The basic story here is one we’ve heard before. What I liked about this one was who is talking. These aren’t just interviews with the academics and others working with NCWIT. These are interviews with corporations and engineers, and even our Georgia Tech Dean of Engineering, Gary May. This is a broader base for the argument for getting more women into computing.
Despite an influx of females among Silicon Valley’s entrepreneurial ranks, the computer-science field remains dominated by men. According to the National Science Foundation, women have plummeted from 28% of the graduates in computer sciences at U.S. schools in 2000 to 17% in 2010, the most recent year for which data are available.

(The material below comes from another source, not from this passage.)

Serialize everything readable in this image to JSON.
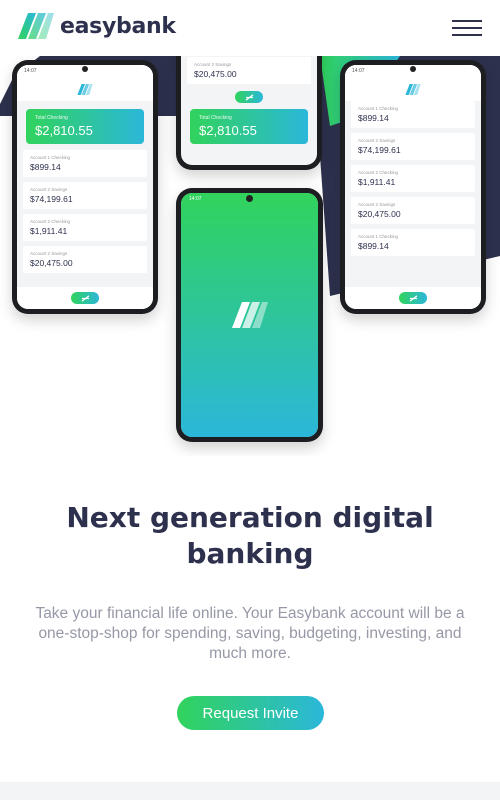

“There should be more female engineers,” says Rani Borkar, general manager for Intel’s Architecture Development Group. She came to the U.S. from India in 1985 and has seen steady, if slow, progress.
The field’s stunted growth, especially for women, is rooted in education. There just aren’t enough kids weaned on the topic in high school and, before that, elementary school, says Gary May, dean of the College of Engineering at Georgia Tech.
Computer science is taught in a fraction of U.S. high schools. Only 2,100 of 42,000 were certified to teach advanced-placement computer science courses in 2011,and just 21,139 students took the AP exam.
Nice new infographic from NCWIT making the case for engaging more women in computing, and giving tips on how to do it.
Just 9 states allow computer science to count towards high school graduation requirements.
If technology is designed mostly by the half of our population that’s male, we’re missing out on the innovations, solutions, and creations that 50% of the population could bring.
The U.S. Department of Labor estimates that by 2020 there will be more than 1.4 million computing-related job openings. At current rates, however, we can only fill about 30% of those jobs with U.S. computing bachelor’s grads. Girls represent a valuable, mostly untapped talent pool.
With computing jobs among the fastest-growing and highest-paying, more women should benefit from these occupations.